Mikko Preuß: I think it is less about the size of a single asset and more about how you structure your portfolio. Most of our projects fall in the 10 to 30 MW range, but we aggregate them into larger pools. That lets us offer, say, 50 MW of capacity to off-takers with a balanced fifty-fifty mix of contracted and merchant exposure. We recently closed a deal like that, and this portfolio approach – thinking in total megawatts under management rather than individual assets – is where the market is heading.
Thomas Osburg: When it comes to tolling for smaller storage projects, it is about market access. The PPA landscape in the PV sector illustrates this well: Power purchase agreements are typically reserved for larger projects, where the legal and administrative effort makes economic sense. The same holds true for BESS. Large assets can absorb the legal costs, but when it comes to smaller ones, developers are often forced to opt for merchant models. Unless we create standardized frameworks to aggregate and contract smaller projects efficiently, many of these assets will remain excluded from structured revenue opportunities.
Martin Daronnat: First, ensure there is a clear understanding between all parties. Structured deals are complex, and even small misunderstandings in terminology can cause significant delays. Building trust is equally essential. In every deal, unexpected issues will arise—whether a missed detail, a delay, or a change of plan. When they do, trust is what keeps negotiations moving forward. Strong legal, trading, and structuring teams are also critical, as you must fully understand and accurately represent the risks involved. Finally, don’t sign a tolling deal just because it looks good on paper—sign it because it aligns with your strategy and risk profile.
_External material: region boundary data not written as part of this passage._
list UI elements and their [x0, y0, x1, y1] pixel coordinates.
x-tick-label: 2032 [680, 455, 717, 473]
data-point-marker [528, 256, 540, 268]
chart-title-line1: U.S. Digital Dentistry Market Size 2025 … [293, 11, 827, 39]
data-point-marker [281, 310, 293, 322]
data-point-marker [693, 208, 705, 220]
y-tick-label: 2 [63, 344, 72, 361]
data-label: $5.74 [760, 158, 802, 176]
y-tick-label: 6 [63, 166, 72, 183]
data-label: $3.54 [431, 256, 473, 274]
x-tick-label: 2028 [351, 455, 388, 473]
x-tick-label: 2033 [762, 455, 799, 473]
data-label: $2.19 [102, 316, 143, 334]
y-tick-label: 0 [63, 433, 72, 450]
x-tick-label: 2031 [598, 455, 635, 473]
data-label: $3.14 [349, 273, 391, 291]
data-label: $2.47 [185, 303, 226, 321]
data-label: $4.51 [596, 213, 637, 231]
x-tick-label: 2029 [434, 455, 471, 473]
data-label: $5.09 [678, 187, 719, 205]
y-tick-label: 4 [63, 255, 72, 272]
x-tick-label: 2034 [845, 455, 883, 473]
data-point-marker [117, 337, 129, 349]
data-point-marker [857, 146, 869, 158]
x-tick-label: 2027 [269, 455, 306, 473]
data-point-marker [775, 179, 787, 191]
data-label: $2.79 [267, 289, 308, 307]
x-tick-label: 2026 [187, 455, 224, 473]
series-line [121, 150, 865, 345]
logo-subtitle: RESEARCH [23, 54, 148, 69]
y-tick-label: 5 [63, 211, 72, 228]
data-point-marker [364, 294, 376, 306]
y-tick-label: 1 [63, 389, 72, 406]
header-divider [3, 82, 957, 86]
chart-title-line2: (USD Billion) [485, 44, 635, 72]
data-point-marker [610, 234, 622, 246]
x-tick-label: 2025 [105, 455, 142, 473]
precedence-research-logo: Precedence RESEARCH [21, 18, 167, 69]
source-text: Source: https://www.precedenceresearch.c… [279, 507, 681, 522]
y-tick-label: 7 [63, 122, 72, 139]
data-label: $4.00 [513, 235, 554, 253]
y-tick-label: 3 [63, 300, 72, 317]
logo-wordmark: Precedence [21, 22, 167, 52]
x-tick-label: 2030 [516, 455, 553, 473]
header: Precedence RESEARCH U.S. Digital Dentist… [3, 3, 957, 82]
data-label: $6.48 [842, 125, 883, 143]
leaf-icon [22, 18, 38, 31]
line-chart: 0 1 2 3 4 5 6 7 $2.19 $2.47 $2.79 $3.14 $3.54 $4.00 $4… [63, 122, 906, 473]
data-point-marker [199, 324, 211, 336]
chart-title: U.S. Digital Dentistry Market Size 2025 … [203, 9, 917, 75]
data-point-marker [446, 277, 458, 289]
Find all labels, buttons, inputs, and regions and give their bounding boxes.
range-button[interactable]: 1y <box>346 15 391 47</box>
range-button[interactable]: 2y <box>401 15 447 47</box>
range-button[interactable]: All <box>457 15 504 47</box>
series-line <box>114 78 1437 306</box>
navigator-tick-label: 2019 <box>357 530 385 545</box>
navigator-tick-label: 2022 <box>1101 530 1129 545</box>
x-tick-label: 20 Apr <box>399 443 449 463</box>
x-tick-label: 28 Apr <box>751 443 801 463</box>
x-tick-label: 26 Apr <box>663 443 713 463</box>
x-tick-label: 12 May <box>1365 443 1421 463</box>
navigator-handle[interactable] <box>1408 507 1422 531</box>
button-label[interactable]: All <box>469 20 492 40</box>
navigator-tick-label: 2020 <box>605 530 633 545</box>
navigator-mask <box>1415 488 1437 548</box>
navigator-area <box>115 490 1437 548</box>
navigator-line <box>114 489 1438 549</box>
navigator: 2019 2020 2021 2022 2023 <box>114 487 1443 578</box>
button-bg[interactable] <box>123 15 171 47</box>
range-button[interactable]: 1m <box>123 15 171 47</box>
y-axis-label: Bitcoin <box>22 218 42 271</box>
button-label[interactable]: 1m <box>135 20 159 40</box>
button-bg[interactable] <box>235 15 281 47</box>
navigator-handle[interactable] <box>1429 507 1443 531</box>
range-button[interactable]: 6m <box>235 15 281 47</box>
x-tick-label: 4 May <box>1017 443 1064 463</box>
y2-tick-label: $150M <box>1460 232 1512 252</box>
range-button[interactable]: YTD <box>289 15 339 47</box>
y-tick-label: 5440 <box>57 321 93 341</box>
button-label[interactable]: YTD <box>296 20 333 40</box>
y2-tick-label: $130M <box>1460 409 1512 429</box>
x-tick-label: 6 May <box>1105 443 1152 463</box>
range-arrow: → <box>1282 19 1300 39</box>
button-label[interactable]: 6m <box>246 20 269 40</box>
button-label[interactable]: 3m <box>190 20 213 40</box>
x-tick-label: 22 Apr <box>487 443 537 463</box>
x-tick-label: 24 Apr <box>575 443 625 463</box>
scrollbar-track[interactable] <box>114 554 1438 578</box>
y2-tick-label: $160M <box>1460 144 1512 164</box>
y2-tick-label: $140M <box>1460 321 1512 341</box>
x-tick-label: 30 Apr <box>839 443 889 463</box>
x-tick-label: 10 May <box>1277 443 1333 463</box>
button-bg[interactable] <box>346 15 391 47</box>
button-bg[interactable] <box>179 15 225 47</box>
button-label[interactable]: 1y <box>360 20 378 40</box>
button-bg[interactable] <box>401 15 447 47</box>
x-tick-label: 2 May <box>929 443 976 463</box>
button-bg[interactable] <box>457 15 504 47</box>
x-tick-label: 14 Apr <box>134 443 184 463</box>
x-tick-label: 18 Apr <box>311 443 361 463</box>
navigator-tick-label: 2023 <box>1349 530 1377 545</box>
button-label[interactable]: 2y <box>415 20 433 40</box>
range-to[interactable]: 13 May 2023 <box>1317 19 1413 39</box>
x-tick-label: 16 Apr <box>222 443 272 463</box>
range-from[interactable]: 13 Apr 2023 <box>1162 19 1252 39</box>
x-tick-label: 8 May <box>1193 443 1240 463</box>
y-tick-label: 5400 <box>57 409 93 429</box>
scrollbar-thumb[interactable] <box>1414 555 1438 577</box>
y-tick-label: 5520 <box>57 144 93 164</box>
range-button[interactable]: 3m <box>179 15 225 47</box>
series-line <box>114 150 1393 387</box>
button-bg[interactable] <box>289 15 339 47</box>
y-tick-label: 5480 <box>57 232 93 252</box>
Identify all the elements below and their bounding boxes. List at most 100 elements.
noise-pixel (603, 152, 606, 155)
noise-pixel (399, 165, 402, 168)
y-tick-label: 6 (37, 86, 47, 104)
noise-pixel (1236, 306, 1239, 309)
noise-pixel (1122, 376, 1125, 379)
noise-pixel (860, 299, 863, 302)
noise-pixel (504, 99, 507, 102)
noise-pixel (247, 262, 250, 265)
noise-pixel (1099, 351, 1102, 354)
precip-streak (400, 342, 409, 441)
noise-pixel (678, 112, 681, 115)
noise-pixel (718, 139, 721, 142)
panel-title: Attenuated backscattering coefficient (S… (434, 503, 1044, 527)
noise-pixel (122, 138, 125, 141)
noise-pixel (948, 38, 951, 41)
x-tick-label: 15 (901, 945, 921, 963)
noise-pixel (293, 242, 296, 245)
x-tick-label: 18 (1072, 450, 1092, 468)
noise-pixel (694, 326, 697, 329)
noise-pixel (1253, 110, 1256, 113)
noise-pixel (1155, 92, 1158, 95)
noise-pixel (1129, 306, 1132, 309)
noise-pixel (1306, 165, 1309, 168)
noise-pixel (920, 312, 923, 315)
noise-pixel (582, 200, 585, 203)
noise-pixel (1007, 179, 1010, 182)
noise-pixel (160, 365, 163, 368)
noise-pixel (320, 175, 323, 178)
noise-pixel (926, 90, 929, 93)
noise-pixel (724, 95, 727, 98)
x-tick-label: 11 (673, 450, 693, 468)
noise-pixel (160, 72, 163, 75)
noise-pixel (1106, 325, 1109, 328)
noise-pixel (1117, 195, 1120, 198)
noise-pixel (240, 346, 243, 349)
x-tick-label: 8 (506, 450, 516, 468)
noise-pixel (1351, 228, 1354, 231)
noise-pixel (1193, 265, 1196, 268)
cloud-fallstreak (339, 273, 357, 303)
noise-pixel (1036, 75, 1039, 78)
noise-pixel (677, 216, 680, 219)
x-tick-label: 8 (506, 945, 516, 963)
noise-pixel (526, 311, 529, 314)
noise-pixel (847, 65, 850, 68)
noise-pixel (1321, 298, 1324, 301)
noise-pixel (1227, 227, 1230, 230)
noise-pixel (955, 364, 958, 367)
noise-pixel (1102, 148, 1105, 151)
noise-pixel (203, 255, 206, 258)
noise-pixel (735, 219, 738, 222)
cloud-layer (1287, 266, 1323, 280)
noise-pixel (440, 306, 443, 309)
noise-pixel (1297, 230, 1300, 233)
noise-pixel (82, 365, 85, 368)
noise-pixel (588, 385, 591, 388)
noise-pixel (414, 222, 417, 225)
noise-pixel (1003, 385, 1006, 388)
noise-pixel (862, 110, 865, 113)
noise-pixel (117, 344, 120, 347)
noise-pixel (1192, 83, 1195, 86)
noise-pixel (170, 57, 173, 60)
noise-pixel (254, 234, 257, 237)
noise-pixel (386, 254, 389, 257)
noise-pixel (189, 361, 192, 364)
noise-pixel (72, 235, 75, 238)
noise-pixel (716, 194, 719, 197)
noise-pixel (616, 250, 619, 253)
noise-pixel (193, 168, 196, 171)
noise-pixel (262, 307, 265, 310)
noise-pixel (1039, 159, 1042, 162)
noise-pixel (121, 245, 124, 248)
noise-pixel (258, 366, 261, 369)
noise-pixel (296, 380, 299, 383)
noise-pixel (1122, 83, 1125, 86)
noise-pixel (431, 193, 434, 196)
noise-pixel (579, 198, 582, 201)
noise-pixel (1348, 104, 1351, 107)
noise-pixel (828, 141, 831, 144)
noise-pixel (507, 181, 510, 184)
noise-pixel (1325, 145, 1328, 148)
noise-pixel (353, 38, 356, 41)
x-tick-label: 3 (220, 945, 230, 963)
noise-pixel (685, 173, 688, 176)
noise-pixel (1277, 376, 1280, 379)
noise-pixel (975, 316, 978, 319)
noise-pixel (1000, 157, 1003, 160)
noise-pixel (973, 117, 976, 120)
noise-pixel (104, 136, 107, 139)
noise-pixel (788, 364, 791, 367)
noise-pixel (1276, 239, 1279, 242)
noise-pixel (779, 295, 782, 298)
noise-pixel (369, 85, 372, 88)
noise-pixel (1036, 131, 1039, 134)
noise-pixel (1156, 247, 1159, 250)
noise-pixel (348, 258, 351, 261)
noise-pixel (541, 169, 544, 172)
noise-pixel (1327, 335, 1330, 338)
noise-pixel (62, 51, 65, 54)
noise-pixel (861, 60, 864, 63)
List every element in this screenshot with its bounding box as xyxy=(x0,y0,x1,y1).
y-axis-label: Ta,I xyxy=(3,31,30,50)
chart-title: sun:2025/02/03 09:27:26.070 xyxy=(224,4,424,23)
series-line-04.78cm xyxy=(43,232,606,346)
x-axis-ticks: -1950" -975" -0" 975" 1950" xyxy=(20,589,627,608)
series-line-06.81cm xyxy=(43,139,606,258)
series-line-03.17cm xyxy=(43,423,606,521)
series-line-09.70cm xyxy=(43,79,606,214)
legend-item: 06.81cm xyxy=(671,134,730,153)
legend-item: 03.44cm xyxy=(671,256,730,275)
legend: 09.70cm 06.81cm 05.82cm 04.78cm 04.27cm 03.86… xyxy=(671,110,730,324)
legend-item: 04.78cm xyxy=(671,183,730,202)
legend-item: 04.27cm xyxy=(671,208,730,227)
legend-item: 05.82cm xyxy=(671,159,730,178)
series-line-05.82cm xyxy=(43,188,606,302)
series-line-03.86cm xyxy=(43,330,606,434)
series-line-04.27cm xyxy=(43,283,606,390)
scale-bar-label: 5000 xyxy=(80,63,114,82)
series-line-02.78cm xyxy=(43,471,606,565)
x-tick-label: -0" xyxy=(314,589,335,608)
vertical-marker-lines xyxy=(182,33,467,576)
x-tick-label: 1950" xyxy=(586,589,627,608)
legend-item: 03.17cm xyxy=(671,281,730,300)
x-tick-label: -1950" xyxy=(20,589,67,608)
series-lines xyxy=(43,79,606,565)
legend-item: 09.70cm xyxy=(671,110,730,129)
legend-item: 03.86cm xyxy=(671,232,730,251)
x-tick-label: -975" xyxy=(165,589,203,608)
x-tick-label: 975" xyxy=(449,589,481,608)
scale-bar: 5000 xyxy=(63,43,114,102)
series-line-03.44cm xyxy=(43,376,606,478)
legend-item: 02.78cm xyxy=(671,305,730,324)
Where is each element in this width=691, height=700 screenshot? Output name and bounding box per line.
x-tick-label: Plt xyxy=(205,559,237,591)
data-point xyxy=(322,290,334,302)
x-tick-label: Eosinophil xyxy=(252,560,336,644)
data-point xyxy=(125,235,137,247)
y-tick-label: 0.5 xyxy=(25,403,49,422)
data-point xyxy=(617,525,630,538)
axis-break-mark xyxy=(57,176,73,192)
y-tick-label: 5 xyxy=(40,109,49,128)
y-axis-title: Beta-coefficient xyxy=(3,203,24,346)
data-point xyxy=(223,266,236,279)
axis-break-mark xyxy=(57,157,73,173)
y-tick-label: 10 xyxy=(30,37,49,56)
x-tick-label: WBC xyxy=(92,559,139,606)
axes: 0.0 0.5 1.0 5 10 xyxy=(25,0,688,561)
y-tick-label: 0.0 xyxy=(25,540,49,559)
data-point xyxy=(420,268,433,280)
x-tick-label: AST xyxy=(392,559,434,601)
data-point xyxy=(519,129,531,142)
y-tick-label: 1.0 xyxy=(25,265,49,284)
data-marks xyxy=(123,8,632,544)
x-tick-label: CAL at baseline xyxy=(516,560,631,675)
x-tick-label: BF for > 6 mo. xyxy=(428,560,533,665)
Mikko Preuß: From an investor’s perspective, you should start with clarity on your own strategy. What is your risk appetite? Are you equity-constrained? Are you optimizing for long-term cash flows or internal rate of return? Without that, the market will define your outcome. Next, run a competitive process. Since there are no market standards in place yet, you need to benchmark offers properly. And finally, understand your counterparty’s value drivers. For instance, structuring the toll as a ‘virtual’, capacity-based deal rather than an asset-related structure can keep it off your balance sheet and improve deal economics. That can make a big difference.
Thomas Osburg: Do not forget the bank. We often provide up to 70 percent of project capital, and we need a say in the tolling terms. This includes understanding commercial risks, availability guarantees, penalties, and reporting rights. If the bank is brought in too late, the whole agreement might need to be reopened — and that is something nobody wants.
Marcel Schepers: You have to work out who takes which risks and who is responsible for what, such as monitoring and warranty compliance. A deal might look attractive until you realize the risk sits entirely with the asset owner. That can become a financing issue, too. So fairness and clarity in responsibilities are just as important as prices.